Chris Angelico <ros...@gmail.com>:

> On Wed, Feb 12, 2014 at 11:48 PM, Marko Rauhamaa <ma...@pacujo.net> wrote:
>> According to your definition, there's no computer in the world that can
>> work with integers or text files.
>
> Integers as far as RAM will allow, usually (which is the same caveat
> as is used when describing a programming language as "Turing complete"
> - strictly, that term is valid only if it has infinite memory
> available), but yes, technically that's a subset of integers. However,
> that subset is bounded by something other than the code, algorithms,
> or even hardware - it's theoretically possible to add two numbers
> larger than will fit in memory, by reading them in (even over the
> network), adding segments, and writing them out again.
>
> Text files.

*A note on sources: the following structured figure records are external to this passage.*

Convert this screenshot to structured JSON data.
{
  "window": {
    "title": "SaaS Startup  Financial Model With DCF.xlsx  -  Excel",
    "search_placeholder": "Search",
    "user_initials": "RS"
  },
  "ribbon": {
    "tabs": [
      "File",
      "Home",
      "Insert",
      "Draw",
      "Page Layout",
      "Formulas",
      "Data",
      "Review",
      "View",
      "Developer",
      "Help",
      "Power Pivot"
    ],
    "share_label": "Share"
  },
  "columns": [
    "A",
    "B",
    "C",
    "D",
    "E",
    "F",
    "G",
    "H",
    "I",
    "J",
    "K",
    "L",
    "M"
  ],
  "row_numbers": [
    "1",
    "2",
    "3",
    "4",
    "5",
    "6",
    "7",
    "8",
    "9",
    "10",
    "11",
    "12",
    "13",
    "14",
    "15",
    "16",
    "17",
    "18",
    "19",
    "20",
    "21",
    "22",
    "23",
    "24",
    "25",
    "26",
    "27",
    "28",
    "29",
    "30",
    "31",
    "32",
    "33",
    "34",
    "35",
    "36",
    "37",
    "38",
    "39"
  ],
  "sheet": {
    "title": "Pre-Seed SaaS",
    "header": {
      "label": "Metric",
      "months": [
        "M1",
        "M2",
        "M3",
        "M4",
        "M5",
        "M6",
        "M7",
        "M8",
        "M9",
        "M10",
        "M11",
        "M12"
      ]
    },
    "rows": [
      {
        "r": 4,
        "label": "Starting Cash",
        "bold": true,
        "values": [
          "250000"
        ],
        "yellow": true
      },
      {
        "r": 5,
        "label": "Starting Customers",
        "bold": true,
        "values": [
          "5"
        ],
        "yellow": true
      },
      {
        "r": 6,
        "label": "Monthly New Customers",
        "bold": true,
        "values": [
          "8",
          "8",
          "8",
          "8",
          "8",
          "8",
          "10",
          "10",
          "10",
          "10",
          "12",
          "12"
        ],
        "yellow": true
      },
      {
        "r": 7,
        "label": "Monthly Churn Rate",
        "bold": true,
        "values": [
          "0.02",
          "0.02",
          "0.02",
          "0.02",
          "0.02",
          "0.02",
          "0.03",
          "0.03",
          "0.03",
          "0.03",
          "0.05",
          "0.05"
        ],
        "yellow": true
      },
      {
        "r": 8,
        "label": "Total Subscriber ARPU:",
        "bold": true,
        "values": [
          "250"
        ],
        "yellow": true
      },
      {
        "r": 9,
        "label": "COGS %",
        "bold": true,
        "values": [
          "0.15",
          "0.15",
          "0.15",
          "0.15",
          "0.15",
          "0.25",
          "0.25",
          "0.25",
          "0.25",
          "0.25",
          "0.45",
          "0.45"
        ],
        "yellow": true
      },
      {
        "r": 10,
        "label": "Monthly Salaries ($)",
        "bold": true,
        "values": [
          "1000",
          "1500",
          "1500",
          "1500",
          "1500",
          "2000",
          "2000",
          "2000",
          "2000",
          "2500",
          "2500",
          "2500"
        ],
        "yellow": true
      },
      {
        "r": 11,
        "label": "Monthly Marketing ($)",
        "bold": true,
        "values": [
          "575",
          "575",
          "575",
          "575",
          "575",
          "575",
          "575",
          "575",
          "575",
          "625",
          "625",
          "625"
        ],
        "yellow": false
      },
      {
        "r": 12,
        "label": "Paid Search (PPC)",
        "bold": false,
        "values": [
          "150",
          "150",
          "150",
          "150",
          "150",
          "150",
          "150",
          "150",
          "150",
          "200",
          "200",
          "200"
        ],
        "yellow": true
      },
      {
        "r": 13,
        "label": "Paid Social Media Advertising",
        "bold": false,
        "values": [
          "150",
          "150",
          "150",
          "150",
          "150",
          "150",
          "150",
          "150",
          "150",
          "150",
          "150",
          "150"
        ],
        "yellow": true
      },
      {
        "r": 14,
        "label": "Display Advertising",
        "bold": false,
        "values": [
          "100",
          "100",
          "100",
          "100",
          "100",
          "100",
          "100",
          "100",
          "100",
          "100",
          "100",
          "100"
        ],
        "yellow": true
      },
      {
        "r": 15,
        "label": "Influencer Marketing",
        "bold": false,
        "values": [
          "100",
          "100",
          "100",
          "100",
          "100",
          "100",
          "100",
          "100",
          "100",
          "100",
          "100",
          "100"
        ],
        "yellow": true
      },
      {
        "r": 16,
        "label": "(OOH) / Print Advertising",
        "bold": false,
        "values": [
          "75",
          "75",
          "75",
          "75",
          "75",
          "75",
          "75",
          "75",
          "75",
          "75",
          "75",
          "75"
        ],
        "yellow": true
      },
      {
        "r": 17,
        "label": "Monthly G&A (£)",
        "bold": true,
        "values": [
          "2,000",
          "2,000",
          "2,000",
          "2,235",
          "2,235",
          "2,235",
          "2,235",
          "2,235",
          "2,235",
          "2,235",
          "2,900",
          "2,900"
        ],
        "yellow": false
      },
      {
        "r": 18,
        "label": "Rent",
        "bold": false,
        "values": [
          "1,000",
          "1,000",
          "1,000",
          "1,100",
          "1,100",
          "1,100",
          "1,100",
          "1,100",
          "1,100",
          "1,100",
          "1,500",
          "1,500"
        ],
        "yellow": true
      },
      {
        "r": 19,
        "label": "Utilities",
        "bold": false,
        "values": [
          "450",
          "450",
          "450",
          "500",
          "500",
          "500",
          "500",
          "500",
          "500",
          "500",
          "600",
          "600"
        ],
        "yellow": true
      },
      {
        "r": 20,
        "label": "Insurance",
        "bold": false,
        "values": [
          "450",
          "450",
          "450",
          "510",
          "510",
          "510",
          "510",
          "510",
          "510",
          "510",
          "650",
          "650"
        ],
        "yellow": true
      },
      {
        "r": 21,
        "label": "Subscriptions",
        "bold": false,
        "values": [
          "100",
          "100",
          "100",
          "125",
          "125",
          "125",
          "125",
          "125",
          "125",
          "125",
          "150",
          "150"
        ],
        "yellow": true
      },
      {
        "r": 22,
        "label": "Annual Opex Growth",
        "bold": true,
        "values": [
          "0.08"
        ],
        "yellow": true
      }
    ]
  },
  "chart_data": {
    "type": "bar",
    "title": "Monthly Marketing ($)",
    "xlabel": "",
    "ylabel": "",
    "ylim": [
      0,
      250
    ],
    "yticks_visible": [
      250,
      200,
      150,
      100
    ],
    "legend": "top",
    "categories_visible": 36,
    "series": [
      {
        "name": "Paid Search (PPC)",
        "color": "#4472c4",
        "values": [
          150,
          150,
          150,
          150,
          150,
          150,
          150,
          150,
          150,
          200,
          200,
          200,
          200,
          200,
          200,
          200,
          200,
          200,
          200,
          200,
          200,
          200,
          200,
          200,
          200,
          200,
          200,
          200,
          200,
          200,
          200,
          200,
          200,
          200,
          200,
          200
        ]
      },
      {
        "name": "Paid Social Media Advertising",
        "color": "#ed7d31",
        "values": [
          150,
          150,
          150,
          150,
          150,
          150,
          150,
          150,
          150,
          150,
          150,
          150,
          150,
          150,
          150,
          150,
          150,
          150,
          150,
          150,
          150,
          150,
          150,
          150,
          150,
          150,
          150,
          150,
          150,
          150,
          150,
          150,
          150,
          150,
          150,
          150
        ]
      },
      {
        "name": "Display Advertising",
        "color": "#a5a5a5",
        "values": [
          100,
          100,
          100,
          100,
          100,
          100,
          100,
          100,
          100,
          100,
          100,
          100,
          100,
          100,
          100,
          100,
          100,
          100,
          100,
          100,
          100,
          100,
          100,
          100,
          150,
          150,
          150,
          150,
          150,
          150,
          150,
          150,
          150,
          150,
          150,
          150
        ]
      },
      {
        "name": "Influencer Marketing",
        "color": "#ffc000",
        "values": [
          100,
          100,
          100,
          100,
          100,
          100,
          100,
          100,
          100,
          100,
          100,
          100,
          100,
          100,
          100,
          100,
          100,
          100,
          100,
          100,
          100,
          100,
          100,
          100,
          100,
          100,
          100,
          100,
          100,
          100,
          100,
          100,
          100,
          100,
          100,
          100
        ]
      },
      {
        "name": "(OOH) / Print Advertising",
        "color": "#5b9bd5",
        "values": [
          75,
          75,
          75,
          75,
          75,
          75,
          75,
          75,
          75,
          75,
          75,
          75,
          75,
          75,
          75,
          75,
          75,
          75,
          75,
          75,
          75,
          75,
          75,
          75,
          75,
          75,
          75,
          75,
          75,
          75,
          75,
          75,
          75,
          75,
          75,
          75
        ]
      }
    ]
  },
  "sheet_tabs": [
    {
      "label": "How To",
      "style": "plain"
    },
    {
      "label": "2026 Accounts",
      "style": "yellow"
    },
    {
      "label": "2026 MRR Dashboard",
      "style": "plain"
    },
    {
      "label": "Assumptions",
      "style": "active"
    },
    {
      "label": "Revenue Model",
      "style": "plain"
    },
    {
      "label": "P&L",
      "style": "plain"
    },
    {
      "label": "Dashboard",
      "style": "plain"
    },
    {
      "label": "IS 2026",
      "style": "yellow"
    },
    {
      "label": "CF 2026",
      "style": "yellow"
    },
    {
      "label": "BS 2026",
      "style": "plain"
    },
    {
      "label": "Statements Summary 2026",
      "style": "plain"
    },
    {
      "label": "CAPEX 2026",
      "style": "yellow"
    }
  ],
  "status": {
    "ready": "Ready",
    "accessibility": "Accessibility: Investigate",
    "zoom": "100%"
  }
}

Since there's already no such thing as a "text file"
> unless you know what its encoding is, I don't see a problem with this.

Text files suffer from the same caveat as integers: there's a limit to
how much you can store on the physical computer.

A similar caveat prevents computers from dealing with real numbers. In
the case of integers, you have a finite subset of ℵ₀. In the case of
reals, you have a finite subset of ℵ₁.

Yes, integers are algorithmically much more tractable than reals.
However, in practice integer math is often computationally much harder
than real math. Take cryptography vs calculus as an example.